Hackers attacked the website of daily fantasy sports giant DraftKings last month. Now the company is trying to fight back. On Friday, a federal judge in Massachusetts granted the company permission to file its own private investigation toward finding the identities of those behind the denial of service attack on Aug. 8.
The cyberattack lasted more than 20 minutes and flooded the site with three times the number of requests for information it normally receives, DraftKings revealed in court documents. No private customer or company data was compromised.
“We recently detected and immediately responded to a distributed denial of service (DDoS) attack,” said DraftKings Chief Legal Officer R. Stanton Dodge in a court statement. “No confidential customer or company information was compromised, however DraftKings takes security very seriously. This filing is a necessary step to identify the responsible parties and hold them accountable for their actions.”

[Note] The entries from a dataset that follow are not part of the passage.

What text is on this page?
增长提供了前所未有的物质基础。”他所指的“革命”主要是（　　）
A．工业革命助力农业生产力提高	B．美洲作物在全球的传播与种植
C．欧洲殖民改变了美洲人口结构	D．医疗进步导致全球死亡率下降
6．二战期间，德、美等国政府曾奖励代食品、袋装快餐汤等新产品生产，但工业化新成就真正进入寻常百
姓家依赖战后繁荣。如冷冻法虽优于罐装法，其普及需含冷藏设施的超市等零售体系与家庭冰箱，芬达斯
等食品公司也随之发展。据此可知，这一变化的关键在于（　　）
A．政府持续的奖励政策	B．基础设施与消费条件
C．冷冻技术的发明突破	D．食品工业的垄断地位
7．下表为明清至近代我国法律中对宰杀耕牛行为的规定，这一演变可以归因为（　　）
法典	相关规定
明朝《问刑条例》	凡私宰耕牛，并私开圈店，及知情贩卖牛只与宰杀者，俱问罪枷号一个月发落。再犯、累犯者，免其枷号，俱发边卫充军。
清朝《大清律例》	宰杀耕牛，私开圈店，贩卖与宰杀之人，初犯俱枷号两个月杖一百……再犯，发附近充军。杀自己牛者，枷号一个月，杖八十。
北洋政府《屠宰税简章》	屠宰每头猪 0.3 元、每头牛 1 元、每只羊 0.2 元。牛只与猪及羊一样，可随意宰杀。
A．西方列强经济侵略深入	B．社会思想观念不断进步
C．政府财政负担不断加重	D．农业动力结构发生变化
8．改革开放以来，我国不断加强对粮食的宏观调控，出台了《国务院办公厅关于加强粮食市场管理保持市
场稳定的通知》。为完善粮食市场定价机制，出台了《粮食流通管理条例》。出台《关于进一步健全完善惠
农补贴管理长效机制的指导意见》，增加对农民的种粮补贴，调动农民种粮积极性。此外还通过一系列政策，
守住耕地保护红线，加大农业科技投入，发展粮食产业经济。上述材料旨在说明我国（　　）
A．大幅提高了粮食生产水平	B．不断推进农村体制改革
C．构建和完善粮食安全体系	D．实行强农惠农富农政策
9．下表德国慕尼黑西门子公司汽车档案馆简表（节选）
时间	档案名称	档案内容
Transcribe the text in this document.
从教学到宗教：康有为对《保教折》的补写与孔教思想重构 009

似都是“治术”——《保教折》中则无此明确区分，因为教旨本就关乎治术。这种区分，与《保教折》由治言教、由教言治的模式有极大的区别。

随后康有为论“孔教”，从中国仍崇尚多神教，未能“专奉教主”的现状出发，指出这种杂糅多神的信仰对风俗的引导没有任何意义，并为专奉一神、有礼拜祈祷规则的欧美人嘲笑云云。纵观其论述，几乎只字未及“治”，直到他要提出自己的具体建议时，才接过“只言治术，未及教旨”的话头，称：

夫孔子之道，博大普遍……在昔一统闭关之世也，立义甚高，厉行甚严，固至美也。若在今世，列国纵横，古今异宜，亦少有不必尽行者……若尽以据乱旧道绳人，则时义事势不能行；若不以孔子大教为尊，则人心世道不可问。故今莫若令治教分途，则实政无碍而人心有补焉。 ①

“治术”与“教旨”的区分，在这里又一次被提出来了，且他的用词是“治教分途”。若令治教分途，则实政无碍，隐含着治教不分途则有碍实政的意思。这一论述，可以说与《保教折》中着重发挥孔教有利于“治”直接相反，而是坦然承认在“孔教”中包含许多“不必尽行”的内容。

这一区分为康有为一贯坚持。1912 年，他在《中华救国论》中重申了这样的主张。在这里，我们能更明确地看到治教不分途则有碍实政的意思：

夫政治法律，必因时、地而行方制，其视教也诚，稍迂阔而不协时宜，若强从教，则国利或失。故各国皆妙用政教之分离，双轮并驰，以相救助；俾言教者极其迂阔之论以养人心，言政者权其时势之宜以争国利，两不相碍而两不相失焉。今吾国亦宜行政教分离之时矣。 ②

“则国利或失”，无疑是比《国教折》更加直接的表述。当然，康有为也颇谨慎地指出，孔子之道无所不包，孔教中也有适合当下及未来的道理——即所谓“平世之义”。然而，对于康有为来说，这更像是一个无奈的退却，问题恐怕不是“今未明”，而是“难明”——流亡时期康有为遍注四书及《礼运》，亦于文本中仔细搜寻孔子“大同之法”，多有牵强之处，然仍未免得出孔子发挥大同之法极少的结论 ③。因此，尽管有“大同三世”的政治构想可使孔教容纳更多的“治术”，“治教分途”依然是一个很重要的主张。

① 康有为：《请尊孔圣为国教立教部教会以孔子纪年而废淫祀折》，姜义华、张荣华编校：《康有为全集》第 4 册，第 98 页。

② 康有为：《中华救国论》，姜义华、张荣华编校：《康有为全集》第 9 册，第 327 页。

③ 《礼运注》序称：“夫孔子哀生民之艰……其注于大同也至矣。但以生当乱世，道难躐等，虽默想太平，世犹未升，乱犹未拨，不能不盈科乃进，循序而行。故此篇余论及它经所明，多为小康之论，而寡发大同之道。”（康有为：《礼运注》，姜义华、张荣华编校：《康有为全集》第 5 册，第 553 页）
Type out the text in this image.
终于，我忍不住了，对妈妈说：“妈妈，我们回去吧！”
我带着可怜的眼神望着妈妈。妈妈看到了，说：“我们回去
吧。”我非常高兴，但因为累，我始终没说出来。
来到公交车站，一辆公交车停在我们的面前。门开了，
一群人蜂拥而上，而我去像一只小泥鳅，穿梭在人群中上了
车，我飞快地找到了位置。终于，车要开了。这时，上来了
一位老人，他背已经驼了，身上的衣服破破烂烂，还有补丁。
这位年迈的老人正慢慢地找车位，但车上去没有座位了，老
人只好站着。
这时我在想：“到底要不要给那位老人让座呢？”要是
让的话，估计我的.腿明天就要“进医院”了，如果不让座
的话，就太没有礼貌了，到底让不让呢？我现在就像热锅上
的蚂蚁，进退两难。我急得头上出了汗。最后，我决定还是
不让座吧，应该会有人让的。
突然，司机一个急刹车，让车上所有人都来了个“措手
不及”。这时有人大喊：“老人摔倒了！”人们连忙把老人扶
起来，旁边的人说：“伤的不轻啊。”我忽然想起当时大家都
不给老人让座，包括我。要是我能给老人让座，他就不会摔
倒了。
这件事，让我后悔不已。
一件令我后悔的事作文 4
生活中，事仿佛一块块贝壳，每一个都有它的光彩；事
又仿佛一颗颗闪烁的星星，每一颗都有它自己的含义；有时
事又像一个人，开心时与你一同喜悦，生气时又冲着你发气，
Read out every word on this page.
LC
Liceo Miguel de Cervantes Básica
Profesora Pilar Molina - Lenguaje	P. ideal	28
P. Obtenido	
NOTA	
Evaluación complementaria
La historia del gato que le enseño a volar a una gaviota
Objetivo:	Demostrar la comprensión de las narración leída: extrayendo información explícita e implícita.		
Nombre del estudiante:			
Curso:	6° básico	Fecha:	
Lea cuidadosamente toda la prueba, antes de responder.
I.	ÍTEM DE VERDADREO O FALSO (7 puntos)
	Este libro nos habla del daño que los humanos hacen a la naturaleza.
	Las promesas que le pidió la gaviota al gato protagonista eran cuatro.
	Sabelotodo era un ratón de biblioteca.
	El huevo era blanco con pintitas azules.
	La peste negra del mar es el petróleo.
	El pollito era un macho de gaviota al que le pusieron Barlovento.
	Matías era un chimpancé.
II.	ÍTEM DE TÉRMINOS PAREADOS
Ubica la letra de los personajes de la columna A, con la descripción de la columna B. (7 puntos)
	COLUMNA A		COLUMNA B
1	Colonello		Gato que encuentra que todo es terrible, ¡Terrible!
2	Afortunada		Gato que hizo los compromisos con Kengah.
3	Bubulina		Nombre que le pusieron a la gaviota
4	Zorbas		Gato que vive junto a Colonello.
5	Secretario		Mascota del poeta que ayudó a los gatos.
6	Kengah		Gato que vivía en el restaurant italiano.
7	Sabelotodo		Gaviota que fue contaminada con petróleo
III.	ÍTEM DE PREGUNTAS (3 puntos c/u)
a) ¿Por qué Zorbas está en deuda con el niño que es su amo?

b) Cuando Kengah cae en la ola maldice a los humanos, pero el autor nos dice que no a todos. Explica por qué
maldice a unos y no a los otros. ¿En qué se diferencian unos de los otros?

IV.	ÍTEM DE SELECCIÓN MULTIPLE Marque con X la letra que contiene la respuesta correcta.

DraftKings personnel worked for several days following the attack to end the threat and mitigate any further potential damage. The IP addresses of those responsible were traced back to several service providers, and the court order now allows DraftKings to subpoena those providers for more information.
The attack occurred just two days after DraftKings released its sports betting service in New Jersey and just a month before the start of the NFL season. A DraftKings spokesperson claimed that there is no indication that the attack is related to either event, but that a motive remains unclear.
“It could be a competitor trying to close them down, it could be people who object to gambling in general,” Jim Waldo, professor and chief technology officer for Harvard’s John A. Paulson School of Engineering and Applied Sciences, told the Boston Herald. “It could be someone who decided to attack DraftKings because they do a lot of advertising.”
SportTechie Takeaway
The DraftKings cyberattack happened within days of the occurrence of another major security breach in the sports world, when hackers breached the internal servers of the PGA of America and demanded a Bitcoin ransom just two days prior to the start of the PGA Championship.
If DraftKings should need help with tracking down these hackers beyond its own private investigation, the company might be in luck. Groups dedicated to sports cybersecurity have begun to emerge, including the Sports ISAO (Information Sharing and Analysis Organizations).